Obamacare plans are controlling costs by limiting patients’ access to more expensive — and possibly more effective — drugs, according to revelations made at a Capitol Hill hearing Thursday.
Plans on the Affordable Care Act (ACA) exchanges are “limiting the formulary” of drugs provided to patients to exclude expensive treatments for diseases including rheumatoid arthritis, according to House Energy and Commerce subcommittee testimony Thursday from William F. Harvey, government affairs committee chairman at the American College of Rheumatology.
“Similar to ongoing changes to provider networks, another rampant practice that has been in existence for some time, but has now increased within exchange plans, is changes in formulary coverage of medications,” Harvey stated in prepared testimony.
Harvey explained that some medications derived from living organisms, called “biologics,” are essential to combating some diseases including Hepatitis C and have no “viable alternatives” among inexpensive medications. Harvey explained that biologics used for rheumatoid arthritis run between $15,000 and $30,000 annually in cost.
“That cost, while arguably justified by the manufacturer, invariably gets passed on to patients and insurers covering their care,” Harvey testified.
“A ubiquitous tool employed by all payers, except Medicare, is to negotiate prices for drugs with the manufacturer in exchange for preferred status on that insurer’s formulary [a 'formulary' is the list of medicines a manufacturer offers]. The insurer then creates financial disincentives, ranging from non-coverage to excessive co-insurance to restrict use of the more expensive, non-formulary alternatives.”

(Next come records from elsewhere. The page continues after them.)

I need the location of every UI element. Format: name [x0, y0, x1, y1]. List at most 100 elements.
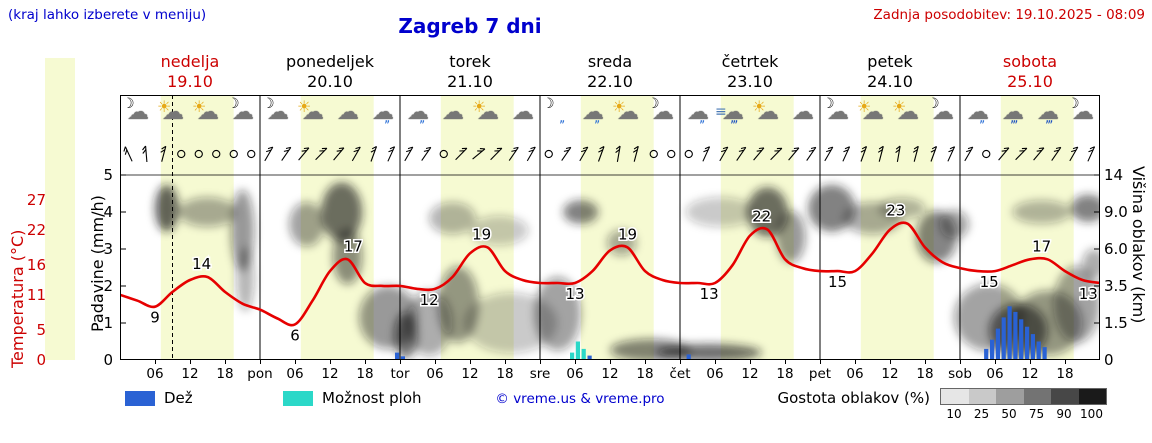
time-tick	[470, 360, 471, 364]
day-name: nedelja	[160, 52, 220, 71]
day-name: ponedeljek	[286, 52, 374, 71]
copyright: © vreme.us & vreme.pro	[495, 391, 665, 407]
time-label: 18	[776, 366, 794, 382]
cloud-tick: 9.0	[1104, 203, 1128, 221]
day-date: 23.10	[727, 72, 773, 91]
time-label: 06	[846, 366, 864, 382]
time-label: sob	[948, 366, 972, 382]
time-label: 06	[146, 366, 164, 382]
density-tick: 50	[1001, 407, 1017, 421]
time-tick	[610, 360, 611, 364]
temp-tick: 16	[26, 256, 46, 275]
time-label: sre	[529, 366, 551, 382]
time-tick	[925, 360, 926, 364]
precip-tick: 0	[103, 351, 113, 369]
time-label: 18	[356, 366, 374, 382]
time-tick	[540, 360, 541, 364]
time-tick	[1065, 360, 1066, 364]
day-date: 20.10	[307, 72, 353, 91]
time-label: 18	[496, 366, 514, 382]
time-tick	[680, 360, 681, 364]
time-label: 12	[321, 366, 339, 382]
time-tick	[155, 360, 156, 364]
cloud-tick: 6.0	[1104, 240, 1128, 258]
meteogram-canvas: 9 14 6 17 12 19 13 19 13 22 15 23 15 17 13	[120, 95, 1100, 360]
svg-text:19: 19	[472, 225, 491, 243]
density-tick: 25	[973, 407, 990, 421]
day-name: petek	[867, 52, 913, 71]
day-date: 25.10	[1007, 72, 1053, 91]
time-label: 18	[1056, 366, 1074, 382]
time-label: 18	[916, 366, 934, 382]
cloud-density-scale	[940, 388, 1107, 405]
day-name: sreda	[587, 52, 633, 71]
svg-text:6: 6	[290, 326, 300, 344]
time-label: pet	[808, 366, 832, 382]
rain-swatch	[125, 391, 155, 406]
day-date: 19.10	[167, 72, 213, 91]
precip-tick: 2	[103, 277, 113, 295]
svg-text:17: 17	[1032, 237, 1051, 255]
time-tick	[890, 360, 891, 364]
time-tick	[960, 360, 961, 364]
density-segment	[968, 389, 996, 404]
time-label: 06	[566, 366, 584, 382]
svg-text:14: 14	[192, 255, 211, 273]
time-tick	[820, 360, 821, 364]
density-tick: 75	[1028, 407, 1045, 421]
precip-tick: 4	[103, 203, 113, 221]
time-label: 06	[986, 366, 1004, 382]
density-tick: 10	[946, 407, 962, 421]
svg-text:9: 9	[150, 309, 160, 327]
time-tick	[645, 360, 646, 364]
density-segment	[1023, 389, 1051, 404]
time-tick	[260, 360, 261, 364]
day-date: 24.10	[867, 72, 913, 91]
temp-tick: 5	[36, 321, 46, 340]
day-name: sobota	[1002, 52, 1058, 71]
time-label: 12	[741, 366, 759, 382]
menu-hint: (kraj lahko izberete v meniju)	[8, 7, 207, 23]
time-tick	[995, 360, 996, 364]
day-name: torek	[449, 52, 491, 71]
temp-tick: 22	[26, 220, 46, 239]
time-label: 06	[706, 366, 724, 382]
day-date: 21.10	[447, 72, 493, 91]
time-label: 12	[881, 366, 899, 382]
temp-tick: 27	[26, 191, 46, 209]
cloud-density-label: Gostota oblakov (%)	[777, 389, 930, 407]
density-segment	[1078, 389, 1106, 404]
plot-area: 9 14 6 17 12 19 13 19 13 22 15 23 15 17 13 ☽ ☁ ☀ ☁ ☀ ☁ ☁ ☽ ☽ ☁ ☀…	[120, 95, 1100, 360]
time-tick	[330, 360, 331, 364]
left-day-strip	[45, 58, 75, 360]
shower-swatch	[283, 391, 313, 406]
density-segment	[1051, 389, 1079, 404]
time-tick	[715, 360, 716, 364]
shower-legend-label: Možnost ploh	[322, 389, 422, 407]
page-title: Zagreb 7 dni	[398, 14, 542, 38]
time-tick	[575, 360, 576, 364]
day-date: 22.10	[587, 72, 633, 91]
time-label: čet	[669, 366, 691, 382]
density-segment	[996, 389, 1024, 404]
time-tick	[505, 360, 506, 364]
time-label: pon	[247, 366, 273, 382]
temp-tick: 0	[36, 351, 46, 369]
time-label: 12	[181, 366, 199, 382]
cloud-tick: 14	[1104, 166, 1124, 184]
density-tick: 100	[1080, 407, 1103, 421]
svg-text:15: 15	[980, 273, 999, 291]
precip-tick: 3	[103, 240, 113, 258]
time-tick	[1030, 360, 1031, 364]
svg-text:17: 17	[344, 237, 363, 255]
time-label: 12	[601, 366, 619, 382]
svg-text:19: 19	[618, 225, 637, 243]
svg-text:22: 22	[752, 208, 771, 226]
time-label: 18	[216, 366, 234, 382]
time-label: 06	[426, 366, 444, 382]
cloud-tick: 0	[1104, 351, 1114, 369]
time-tick	[365, 360, 366, 364]
precip-tick: 5	[103, 166, 113, 184]
time-tick	[435, 360, 436, 364]
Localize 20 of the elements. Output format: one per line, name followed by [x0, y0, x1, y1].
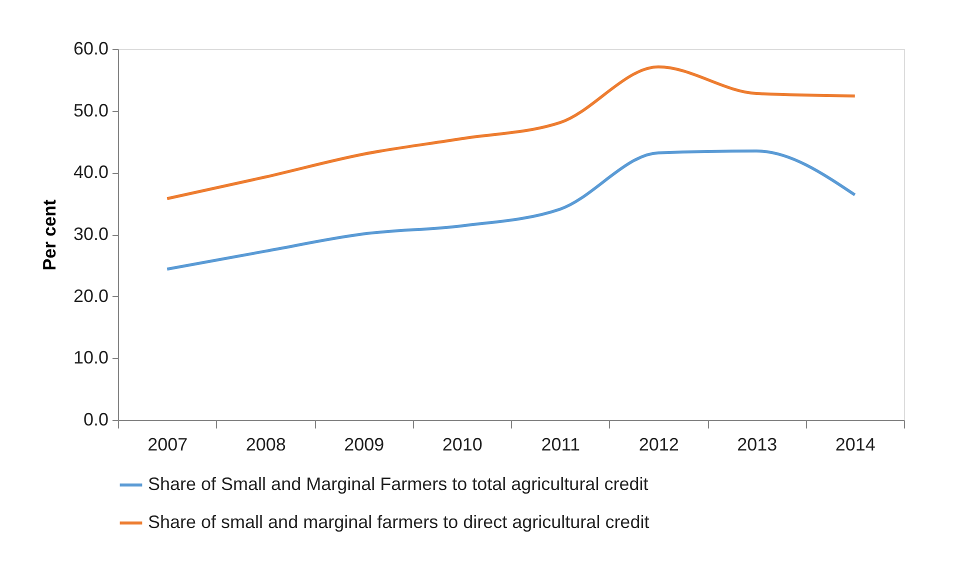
x-tick-label: 2011 — [541, 434, 580, 454]
x-tick-label: 2013 — [737, 434, 778, 454]
y-tick-label: 10.0 — [73, 348, 108, 368]
x-tick-label: 2007 — [148, 434, 188, 454]
y-tick-label: 50.0 — [73, 100, 108, 120]
x-tick-label: 2014 — [835, 434, 876, 454]
line-series — [166, 65, 856, 200]
line-series — [166, 150, 856, 271]
y-tick-label: 30.0 — [73, 224, 108, 244]
x-tick-label: 2012 — [638, 434, 679, 454]
y-tick-label: 60.0 — [73, 38, 108, 58]
y-tick-label: 20.0 — [73, 286, 108, 306]
y-tick-label: 0.0 — [83, 410, 108, 430]
x-tick-label: 2010 — [442, 434, 482, 454]
y-tick-label: 40.0 — [73, 162, 108, 182]
legend-label: Share of small and marginal farmers to direct agricultural credit — [148, 512, 650, 532]
x-tick-label: 2009 — [344, 434, 384, 454]
legend-label: Share of Small and Marginal Farmers to total agricultural credit — [148, 474, 648, 494]
y-axis-title: Per cent — [39, 199, 60, 271]
x-tick-label: 2008 — [246, 434, 286, 454]
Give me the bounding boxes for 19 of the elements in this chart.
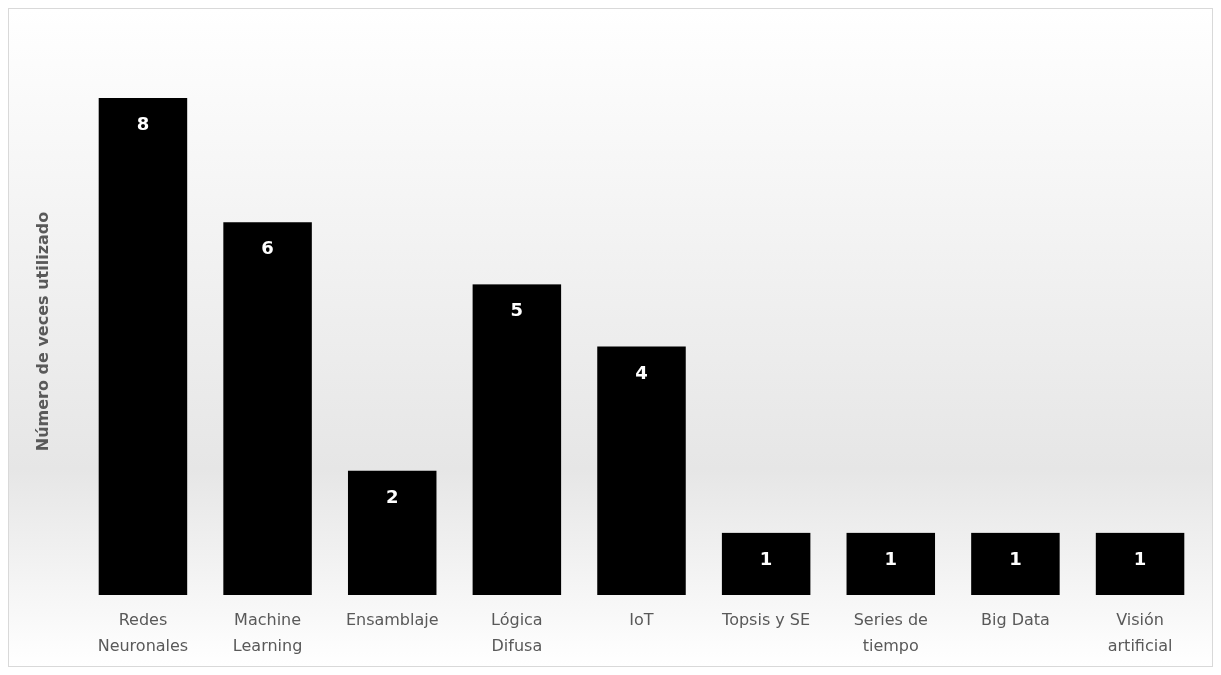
x-tick-label: Topsis y SE [721,610,811,629]
x-tick-label: Machine Learning [232,610,303,655]
data-label: 5 [510,299,524,321]
x-tick-label: Ensamblaje [345,610,439,629]
data-label: 6 [261,237,274,259]
data-label: 1 [884,547,898,569]
x-tick-label: Big Data [980,610,1050,629]
x-tick-label: IoT [629,610,654,629]
data-label: 1 [1009,547,1022,569]
data-label: 1 [759,547,773,569]
y-axis-title: Número de veces utilizado [33,211,52,452]
x-tick-label: Lógica Difusa [491,610,543,655]
data-label: 8 [136,113,150,134]
data-label: 1 [1133,547,1147,569]
data-label: 2 [385,485,399,507]
x-tick-label: Series de tiempo [853,610,928,655]
x-tick-label: Visión artificial [1107,610,1173,655]
x-tick-label: Redes Neuronales [97,610,189,655]
data-label: 4 [635,361,648,383]
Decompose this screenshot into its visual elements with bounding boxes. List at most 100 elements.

Obamacare exchanges are “limiting the formulary” to prevent patients from getting their hands on expensive biologics, and cheaper drugs must fail first before Obamacare customers are even allowed to get access to higher-quality treatments, he said.
“Step therapy and ‘must fail first’ policies are the norm amongst payers across the spectrum both within and outside of ACA exchanges,” Harvey said. “Even when an individual fails the formulary treatment, barriers to accessing non-formulary alternatives are difficult to overcome. As insurers within various tiers of the exchange plans seek to control costs, limiting the formulary remains and effective and often used tool.”
Harvey called for Congress to moderately restrict Obamacare plans’ ability to limit the formulary.
As The Daily Caller reported, the Obama administration also instituted an “academic detailing” program that sends government advisers into doctors’ offices to recommend drugs on the market that can be sold on the Obamacare exchanges, creating concern that cheaper drugs are being recommended to control costs.